Publié le : 14 septembre 2017Vues : 13Tags:
Zaïtsevo

Cette semaine j’ai dormi à Zaïtsevo. Pas sur position cette fois, mais chez Irina et Viktor. Un couple de retraités, chez qui nous passons régulièrement pour apporter de l’aide humanitaire, ou simplement discuter, demander comment ils vont, quelle est la situation. Irina est adorable, aux petits soins pour moi, elle me considère comme sa fille (qui a le même âge que moi environ) et elle est clairement comme une deuxième maman pour moi.

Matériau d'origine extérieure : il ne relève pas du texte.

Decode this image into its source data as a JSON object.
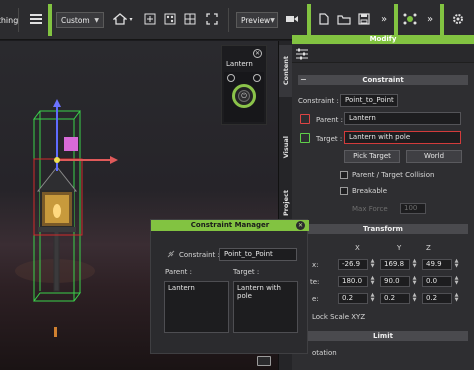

Irina et Viktor font partie de cette deuxième famille que j’ai trouvée dans le Donbass. Dès la première fois que nous sommes venus chez eux, Irina m’a adoptée. Impossible de passer les voir sans manger quelque chose ou au moins boire un thé ou un café. Irina insiste toujours, et il est impossible de lui dire non.

Ce jour là nous arrivons à Zaïtsevo de nuit. Du fait que les positions ukrainiennes ne sont qu’à quelques centaines de mètres, nous devons rouler jusqu’à la maison d’Irina et Viktor phares éteints, pour éviter d’être pris pour cible par les snipers ukrainiens.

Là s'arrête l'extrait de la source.